It's not uncommon to hear critics decrying fossil fuel subsidies as a giveaway to the petroleum industry. When we went looking for them in British Columbia, we found a different story.
The Reuters Thomson Foundation claimed, in advance of the G7 meeting in held in Quebec recently, that the world’s major industrial democracies spend at least $100 billion each year to prop up oil, gas and coal consumption, despite vows to end fossil fuel subsidies by 2025."
This heavily political agenda argues that if the subsidies are eliminated, carbon emissions will go away, because it is only subsidies that are propping up the use of the hydrocarbons that provide for 80 per cent of humanity's energy requirements today.
This same message has been out there for years. A new column by energy expert David Yager makes the observation that the anti-fossil fuels movement uses this approach because it hasn't been able so far to persuade mankind to quit consuming fossil fuels. Instead, they instead lobby to make carbon-based energy more expensive.
Yager's column is well worth a read. While countries like Saudi Arabia do provide heavily subsidized fuel for drivers, what he finds is that no G7 countries are on the list of significant subsidy providers.
What G7 countries do is support investment in new supplies through tax deductions, the same deductions available to all businesses investing money on expanded or future income.
In British Columbia's case, there is a well-established royalty credit program that is intended to stimulate investment where it is needed. Natural gas is the major petroleum product in BC and it is produced by the costly process of drilling wells. Deep wells reaching lower portions of gas-rich shale require ongoing investments in technology and they must satisfy stringent regulations covering all aspect of operations.

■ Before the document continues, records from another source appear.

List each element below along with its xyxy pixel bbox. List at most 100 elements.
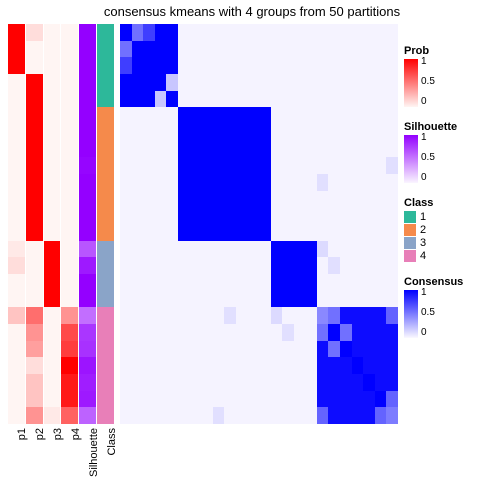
heatmap-cell (375, 307, 387, 324)
heatmap-cell (132, 107, 144, 124)
heatmap-cell (294, 374, 306, 391)
heatmap-cell (317, 224, 329, 241)
heatmap-cell (155, 341, 167, 358)
heatmap-cell (236, 107, 248, 124)
heatmap-cell (305, 141, 317, 158)
heatmap-cell (375, 157, 387, 174)
anno-cell (44, 174, 61, 191)
anno-cell (61, 207, 78, 224)
tick-label: 0.5 (421, 77, 435, 87)
heatmap-cell (201, 91, 213, 108)
heatmap-cell (352, 74, 364, 91)
anno-cell (97, 274, 114, 291)
heatmap-cell (259, 157, 271, 174)
heatmap-cell (282, 241, 294, 258)
heatmap-cell (178, 124, 190, 141)
heatmap-cell (132, 357, 144, 374)
heatmap-cell (340, 91, 352, 108)
heatmap-cell (201, 107, 213, 124)
heatmap-cell (143, 74, 155, 91)
heatmap-cell (213, 157, 225, 174)
heatmap-cell (271, 74, 283, 91)
anno-cell (79, 391, 96, 408)
heatmap-cell (294, 391, 306, 408)
heatmap-cell (201, 241, 213, 258)
heatmap-cell (189, 407, 201, 424)
heatmap-cell (166, 241, 178, 258)
anno-cell (97, 41, 114, 58)
heatmap-cell (155, 124, 167, 141)
heatmap-cell (178, 291, 190, 308)
heatmap-cell (213, 274, 225, 291)
heatmap-cell (317, 157, 329, 174)
anno-cell (79, 257, 96, 274)
heatmap-cell (201, 291, 213, 308)
heatmap-cell (224, 274, 236, 291)
heatmap-cell (166, 91, 178, 108)
heatmap-cell (305, 274, 317, 291)
anno-cell (8, 357, 25, 374)
heatmap-cell (271, 357, 283, 374)
annotation-tracks (8, 24, 114, 424)
heatmap-cell (166, 157, 178, 174)
heatmap-cell (386, 407, 398, 424)
anno-cell (61, 391, 78, 408)
heatmap-cell (120, 191, 132, 208)
heatmap-cell (352, 341, 364, 358)
heatmap-cell (386, 141, 398, 158)
anno-cell (44, 257, 61, 274)
heatmap-cell (120, 207, 132, 224)
heatmap-cell (271, 124, 283, 141)
heatmap-cell (317, 141, 329, 158)
heatmap-cell (328, 41, 340, 58)
heatmap-cell (247, 407, 259, 424)
anno-cell (79, 141, 96, 158)
heatmap-cell (143, 157, 155, 174)
anno-cell (8, 407, 25, 424)
heatmap-cell (259, 324, 271, 341)
heatmap-cell (236, 41, 248, 58)
heatmap-cell (305, 257, 317, 274)
heatmap-cell (132, 191, 144, 208)
legend-title: Consensus (404, 276, 499, 288)
heatmap-row (120, 191, 398, 208)
heatmap-cell (328, 91, 340, 108)
heatmap-cell (236, 241, 248, 258)
heatmap-cell (143, 241, 155, 258)
heatmap-cell (259, 91, 271, 108)
class-label: 1 (420, 211, 426, 223)
heatmap-cell (259, 391, 271, 408)
anno-cell (8, 224, 25, 241)
heatmap-cell (271, 224, 283, 241)
heatmap-cell (224, 141, 236, 158)
heatmap-cell (305, 41, 317, 58)
anno-cell (44, 157, 61, 174)
heatmap-cell (352, 207, 364, 224)
heatmap-cell (132, 91, 144, 108)
anno-cell (8, 307, 25, 324)
heatmap-cell (213, 107, 225, 124)
heatmap-cell (120, 41, 132, 58)
heatmap-cell (271, 241, 283, 258)
heatmap-cell (120, 91, 132, 108)
heatmap-cell (201, 341, 213, 358)
heatmap-cell (132, 257, 144, 274)
anno-cell (97, 307, 114, 324)
heatmap-cell (132, 324, 144, 341)
heatmap-cell (271, 374, 283, 391)
heatmap-cell (178, 224, 190, 241)
heatmap-cell (178, 274, 190, 291)
heatmap-cell (143, 291, 155, 308)
heatmap-cell (352, 191, 364, 208)
heatmap-cell (328, 191, 340, 208)
anno-cell (26, 291, 43, 308)
heatmap-cell (201, 191, 213, 208)
tick-label: 1 (421, 133, 427, 143)
heatmap-cell (294, 307, 306, 324)
heatmap-cell (328, 124, 340, 141)
heatmap-cell (328, 291, 340, 308)
heatmap-cell (166, 374, 178, 391)
heatmap-cell (236, 391, 248, 408)
anno-col-p4 (61, 24, 78, 424)
heatmap-cell (282, 74, 294, 91)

The province provides credits for the very simple reason that when the gas flows, so do the royalties and that helps pay the bills. When gas prices were very high a decade ago, Victoria raked in billions in revenues, and residents benefited in all kinds of ways. We've been in an extended period of low prices for some time now, due mostly to the success of American shale gas development flooding the market with cheap gas. The drive to restore the value of gas by manufacturing it into LNG that can be transported to undersupplied markets is encouraged by the province, because of the additional revenues to government that this will create.

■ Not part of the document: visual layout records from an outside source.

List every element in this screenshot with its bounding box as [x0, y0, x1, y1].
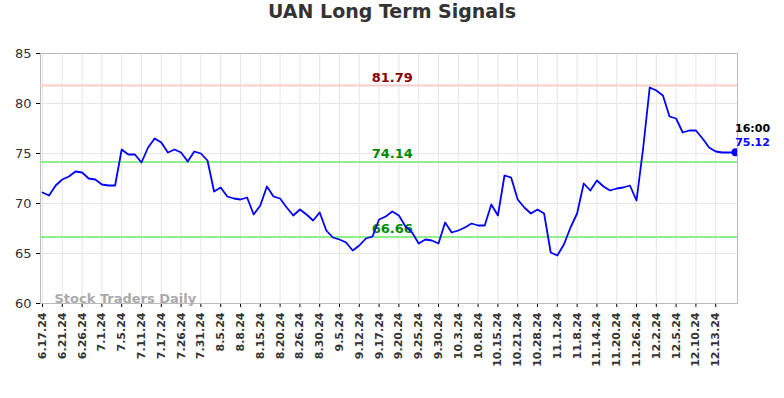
svg-text:7.1.24: 7.1.24	[95, 312, 108, 351]
svg-text:10.15.24: 10.15.24	[491, 312, 504, 367]
svg-text:8.20.24: 8.20.24	[274, 312, 287, 359]
svg-text:11.1.24: 11.1.24	[551, 312, 564, 359]
svg-text:10.28.24: 10.28.24	[531, 312, 544, 367]
svg-text:10.3.24: 10.3.24	[452, 312, 465, 359]
svg-text:9.5.24: 9.5.24	[333, 312, 346, 351]
svg-text:8.5.24: 8.5.24	[214, 312, 227, 351]
svg-text:75: 75	[15, 146, 32, 161]
svg-text:8.30.24: 8.30.24	[313, 312, 326, 359]
svg-text:11.8.24: 11.8.24	[571, 312, 584, 359]
svg-text:81.79: 81.79	[372, 70, 413, 85]
svg-text:70: 70	[15, 196, 32, 211]
svg-text:7.26.24: 7.26.24	[175, 312, 188, 359]
svg-text:10.8.24: 10.8.24	[472, 312, 485, 359]
svg-text:9.30.24: 9.30.24	[432, 312, 445, 359]
svg-text:7.11.24: 7.11.24	[135, 312, 148, 359]
svg-text:16:00: 16:00	[735, 122, 770, 135]
svg-text:80: 80	[15, 96, 32, 111]
svg-text:8.8.24: 8.8.24	[234, 312, 247, 351]
svg-text:Stock Traders Daily: Stock Traders Daily	[55, 291, 197, 306]
svg-text:65: 65	[15, 246, 32, 261]
svg-text:8.15.24: 8.15.24	[254, 312, 267, 359]
svg-text:6.21.24: 6.21.24	[56, 312, 69, 359]
svg-text:7.31.24: 7.31.24	[194, 312, 207, 359]
svg-text:6.26.24: 6.26.24	[76, 312, 89, 359]
svg-text:12.13.24: 12.13.24	[709, 312, 722, 367]
svg-text:6.17.24: 6.17.24	[36, 312, 49, 359]
svg-text:9.12.24: 9.12.24	[353, 312, 366, 359]
svg-text:7.5.24: 7.5.24	[115, 312, 128, 351]
svg-text:11.20.24: 11.20.24	[610, 312, 623, 367]
svg-text:85: 85	[15, 46, 32, 61]
html-text:UAN Long Term Signals: UAN Long Term Signals	[268, 0, 516, 22]
svg-text:12.10.24: 12.10.24	[689, 312, 702, 367]
svg-text:66.66: 66.66	[371, 221, 413, 237]
svg-text:9.25.24: 9.25.24	[412, 312, 425, 359]
svg-text:12.2.24: 12.2.24	[650, 312, 663, 359]
svg-text:12.5.24: 12.5.24	[670, 312, 683, 359]
svg-text:7.17.24: 7.17.24	[155, 312, 168, 359]
svg-text:10.21.24: 10.21.24	[511, 312, 524, 367]
svg-text:8.26.24: 8.26.24	[293, 312, 306, 359]
svg-text:9.20.24: 9.20.24	[392, 312, 405, 359]
svg-text:11.26.24: 11.26.24	[630, 312, 643, 367]
svg-text:60: 60	[15, 296, 32, 311]
svg-text:9.17.24: 9.17.24	[373, 312, 386, 359]
svg-text:11.14.24: 11.14.24	[590, 312, 603, 367]
svg-text:74.14: 74.14	[372, 146, 413, 161]
svg-text:75.12: 75.12	[735, 136, 770, 149]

In Canada, these production subsidies are offset by consumption measures to prevent the overuse of fossil fuels. BC's pioneering carbon tax is a good example of that. At this point in time, very few countries have adopted carbon pricing.

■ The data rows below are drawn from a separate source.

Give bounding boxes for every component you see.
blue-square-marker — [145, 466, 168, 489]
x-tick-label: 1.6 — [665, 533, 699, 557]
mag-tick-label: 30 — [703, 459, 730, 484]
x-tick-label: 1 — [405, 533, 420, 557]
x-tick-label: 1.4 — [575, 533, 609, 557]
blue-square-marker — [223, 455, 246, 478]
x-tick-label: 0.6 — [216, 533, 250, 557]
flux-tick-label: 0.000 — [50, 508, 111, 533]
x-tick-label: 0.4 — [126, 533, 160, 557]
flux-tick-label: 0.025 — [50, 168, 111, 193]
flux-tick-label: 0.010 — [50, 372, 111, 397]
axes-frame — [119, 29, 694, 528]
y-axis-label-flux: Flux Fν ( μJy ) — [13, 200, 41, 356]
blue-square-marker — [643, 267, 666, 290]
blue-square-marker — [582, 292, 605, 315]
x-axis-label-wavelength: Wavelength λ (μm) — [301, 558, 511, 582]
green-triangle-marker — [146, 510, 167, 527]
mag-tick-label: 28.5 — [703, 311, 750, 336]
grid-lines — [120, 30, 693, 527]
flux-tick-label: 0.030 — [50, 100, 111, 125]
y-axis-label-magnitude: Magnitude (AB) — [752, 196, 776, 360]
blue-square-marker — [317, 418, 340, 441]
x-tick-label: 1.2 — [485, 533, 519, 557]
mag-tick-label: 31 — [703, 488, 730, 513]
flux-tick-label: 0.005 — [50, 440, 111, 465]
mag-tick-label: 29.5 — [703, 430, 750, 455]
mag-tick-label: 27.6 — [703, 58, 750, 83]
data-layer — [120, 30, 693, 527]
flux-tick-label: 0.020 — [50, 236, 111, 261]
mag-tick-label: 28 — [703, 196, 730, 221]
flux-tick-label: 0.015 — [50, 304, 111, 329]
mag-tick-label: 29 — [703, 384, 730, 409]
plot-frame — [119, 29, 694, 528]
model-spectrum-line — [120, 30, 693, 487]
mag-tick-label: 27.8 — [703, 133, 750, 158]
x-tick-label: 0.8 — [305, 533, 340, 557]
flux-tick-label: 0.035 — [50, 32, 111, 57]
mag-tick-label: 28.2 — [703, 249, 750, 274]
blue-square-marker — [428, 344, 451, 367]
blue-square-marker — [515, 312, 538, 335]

The anti-subsidy campaigners work hard to portray all of this in a sinister light, because their goal is to make carbon-based energy more expensive resulting in higher demand for alternatives. Yet one of the most innovative programs in BC is the Clean Infrastructure Royalty Credit Program, which advances clean technologies and solutions for reducing greenhouse gas (GHG) emissions linked to the development and production of oil and natural gas resources. It offers deductions covering up to 50 per cent of the cost of a project. Where there are economically sound opportunities, operators with the necessary expertise are well incentivized to pursue them.
This issue is consequential. Canadian governments have removed accelerated capital cost allowances for new oil sands projects, raised corporate tax rates and introduced carbon taxes. Under continuing challenges of this type, the Canadian oil and gas industry is quietly relocating its assets to the United States, where tax reforms are going in the opposite direction.
After reviewing the facts, it's difficult to argue against Yager's conclusion:
[T]hey attack and undermine these same proven and reliable sources of affordable energy by demanding the end of subsidies (direct and implied, real or imagined). That renewable energy will cost more and accomplish less is irrelevant. This is for your own good. We know best.
What is particularly discouraging is politicians who support this nonsense publicly then quietly do something else to sustain the economy, without understanding the long-term damage of their duplicity. Like the flight of investment capital out of Canada.
The business community – the only people who understand what is going on – remains marginalized.
Voters, increasingly getting their news in 280 characters batches on Twitter, have no idea what or who to believe. Except is remains fashionable to hate the oil business as opponents continue do whatever they can to denigrate this essential industry.
A positive change on this issue would consist of more politicians understanding the background, and being more willing to acknowledge that it is their job to provide affordable energy for Canadians while also ensuring healthy revenues to fund the services we all expect.